La nuit était pleinement tombée et je ne voyais pas la lune. Elle m’entraîna sous le couvert des arbres, près de l’eau dormante. Ses pieds étaient nus. Ses jambes aussi. Et sa peau était fraîche comparée à la chaleur ambiante. Dans l’obscurité mes doigts suivaient ce que mes yeux avaient perdu. Les bruits de la fête étaient étouffés par l’épais feuillage.

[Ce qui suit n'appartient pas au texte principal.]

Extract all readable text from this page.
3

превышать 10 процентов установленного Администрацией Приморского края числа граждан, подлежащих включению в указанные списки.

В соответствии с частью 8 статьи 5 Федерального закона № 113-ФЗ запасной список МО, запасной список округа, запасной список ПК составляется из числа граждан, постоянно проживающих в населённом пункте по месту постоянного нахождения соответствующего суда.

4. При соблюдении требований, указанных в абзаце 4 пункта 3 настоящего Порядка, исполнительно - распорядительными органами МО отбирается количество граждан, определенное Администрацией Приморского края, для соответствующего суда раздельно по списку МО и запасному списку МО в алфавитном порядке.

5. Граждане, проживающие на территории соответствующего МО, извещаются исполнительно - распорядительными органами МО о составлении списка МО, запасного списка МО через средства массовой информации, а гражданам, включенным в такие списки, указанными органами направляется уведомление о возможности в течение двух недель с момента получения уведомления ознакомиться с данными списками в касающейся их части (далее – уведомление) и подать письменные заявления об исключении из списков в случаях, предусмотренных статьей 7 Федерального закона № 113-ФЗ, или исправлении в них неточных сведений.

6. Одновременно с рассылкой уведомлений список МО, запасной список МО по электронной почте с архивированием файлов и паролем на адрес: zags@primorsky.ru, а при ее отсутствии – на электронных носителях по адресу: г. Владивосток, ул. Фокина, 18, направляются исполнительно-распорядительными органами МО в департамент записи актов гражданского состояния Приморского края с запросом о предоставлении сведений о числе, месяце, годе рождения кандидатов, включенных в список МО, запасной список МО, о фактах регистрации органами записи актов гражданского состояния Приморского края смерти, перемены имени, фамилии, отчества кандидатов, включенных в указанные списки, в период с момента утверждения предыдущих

Soudain, dans un éclair laiteux, la Lune apparut, se brisa dans la rivière et éclaboussa la scène de sa pâle lumière. La fille arrêta mes élans d’un geste ferme. Je me retournai alors pour suivre son regard et découvris une silhouette dépassant des branchages, planant dans la clarté lunaire. Le temps de comprendre puis elle poussa un cri inhumain et, au loin, l’accordéon se brisa.
Au matin une ambulance était stationnée sur la rive. La fille du boulanger se tenait près du corps, prostrée. La douleur avait dérobé à son visage la jeunesse : ses joues étaient pâles et ses yeux rougis. Autour les nappes traînaient sur le sol, avec quelques déchets et des lanternes éteintes.
Intimidé par ce spectacle, je tournai les talons et m’éloignai vers la route où m’attendait la voiture.